Web Scraping Legal Battle: LinkedIn vs. hiQ Labs and What It Means for Data Collection
Web scraping exists in a legal gray area that many find confusing. Is automatically collecting publicly available information legal, or does it cross into unauthorized territory? A landmark case between LinkedIn and hiQ Labs has helped shape the current understanding of web scraping legality in the United States.
What is Web Scraping?
At its core, web scraping is simply using automated tools to collect information from websites. Rather than manually copying and pasting data, a scraper program can extract information quickly and efficiently. For example, a scraper could collect all product prices from an e-commerce site in seconds rather than hours of manual work.
The David vs. Goliath Battle
hiQ Labs was a small startup that developed tools to predict when employees might leave their jobs. Their methodology involved scraping publicly available LinkedIn profiles—information anyone could view without logging in. No passwords were cracked, no private areas accessed.
LinkedIn, however, took strong exception to this practice. They sent hiQ a cease and desist letter, blocked their IP addresses, and implemented technical barriers to prevent the scraping of their platform.
Instead of backing down, hiQ Labs took an unexpected approach—they sued LinkedIn, arguing that the tech giant was attempting to monopolize public information.
The Legal Arguments
LinkedIn’s primary legal argument rested on the Computer Fraud and Abuse Act (CFAA), a U.S. law designed to combat hacking. They claimed hiQ’s scraping constituted “unauthorized access” to their systems.
hiQ countered that publicly available web pages, by definition, cannot be considered unauthorized access since they’re designed to be viewed by anyone.
The Court Rulings
In 2019, the Ninth Circuit Court sided with hiQ Labs in a significant victory. The court determined that scraping publicly available data did not violate the CFAA, establishing that hiQ had a right to access information LinkedIn had made public.
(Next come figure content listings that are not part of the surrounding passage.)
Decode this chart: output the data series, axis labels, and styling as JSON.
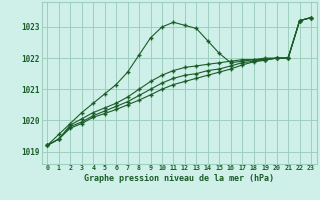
{
  "bg_color": "#cef0e8",
  "grid_color": "#9ecfbe",
  "line_color": "#1a5c28",
  "title": "Graphe pression niveau de la mer (hPa)",
  "xlim": [
    -0.5,
    23.5
  ],
  "ylim": [
    1018.6,
    1023.8
  ],
  "yticks": [
    1019,
    1020,
    1021,
    1022,
    1023
  ],
  "xticks": [
    0,
    1,
    2,
    3,
    4,
    5,
    6,
    7,
    8,
    9,
    10,
    11,
    12,
    13,
    14,
    15,
    16,
    17,
    18,
    19,
    20,
    21,
    22,
    23
  ],
  "xtick_labels": [
    "0",
    "1",
    "2",
    "3",
    "4",
    "5",
    "6",
    "7",
    "8",
    "9",
    "10",
    "11",
    "12",
    "13",
    "14",
    "15",
    "16",
    "17",
    "18",
    "19",
    "20",
    "21",
    "22",
    "23"
  ],
  "series1": [
    1019.2,
    1019.55,
    1019.9,
    1020.25,
    1020.55,
    1020.85,
    1021.15,
    1021.55,
    1022.1,
    1022.65,
    1023.0,
    1023.15,
    1023.05,
    1022.95,
    1022.55,
    1022.15,
    1021.85,
    1021.9,
    1021.95,
    1021.95,
    1022.0,
    1022.0,
    1023.2,
    1023.3
  ],
  "series2": [
    1019.2,
    1019.4,
    1019.85,
    1020.05,
    1020.25,
    1020.4,
    1020.55,
    1020.75,
    1021.0,
    1021.25,
    1021.45,
    1021.6,
    1021.7,
    1021.75,
    1021.8,
    1021.85,
    1021.9,
    1021.95,
    1021.95,
    1022.0,
    1022.0,
    1022.0,
    1023.2,
    1023.3
  ],
  "series3": [
    1019.2,
    1019.4,
    1019.8,
    1019.95,
    1020.15,
    1020.3,
    1020.45,
    1020.6,
    1020.8,
    1021.0,
    1021.2,
    1021.35,
    1021.45,
    1021.5,
    1021.6,
    1021.65,
    1021.75,
    1021.85,
    1021.9,
    1021.95,
    1022.0,
    1022.0,
    1023.2,
    1023.3
  ],
  "series4": [
    1019.2,
    1019.4,
    1019.75,
    1019.9,
    1020.1,
    1020.22,
    1020.35,
    1020.5,
    1020.65,
    1020.82,
    1021.0,
    1021.15,
    1021.25,
    1021.35,
    1021.45,
    1021.55,
    1021.65,
    1021.78,
    1021.88,
    1021.93,
    1022.0,
    1022.0,
    1023.2,
    1023.3
  ]
}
LinkedIn appealed all the way to the Supreme Court. However, another case, Van Buren v. United States, changed how “unauthorized access” was defined in 2021. The Supreme Court sent the LinkedIn vs. hiQ case back down for review based on these new definitions.
Eventually, after years of legal battles, hiQ and LinkedIn reached a private settlement.
The Legacy and Current State of Web Scraping Law
The case established an important precedent: scraping public data is not automatically illegal under U.S. federal hacking laws like the CFAA. However, this doesn’t mean scraping is always permissible.
Companies can still:
- Block scrapers through technical means
- Sue under various state laws
- Enforce their terms of service
The reality is that while scraping public data may be legally defensible, companies with resources can make enforcement extremely difficult through technical barriers and prolonged legal challenges.
Best Practices for Ethical Web Scraping
For those considering web scraping, here are some guidelines to minimize risk:
- Only scrape public, non-personal data
- Be respectful of server resources—don’t overload websites
- Carefully review terms of service
- Never scrape private areas requiring authentication
- Consider ceasing operations if directly asked to stop
The key takeaway is that while the law may technically be on your side in some circumstances, practical considerations often make aggressive scraping against a company’s wishes problematic.
Web scraping remains a powerful tool for data collection, but one that should be deployed with careful consideration of both legal and ethical boundaries.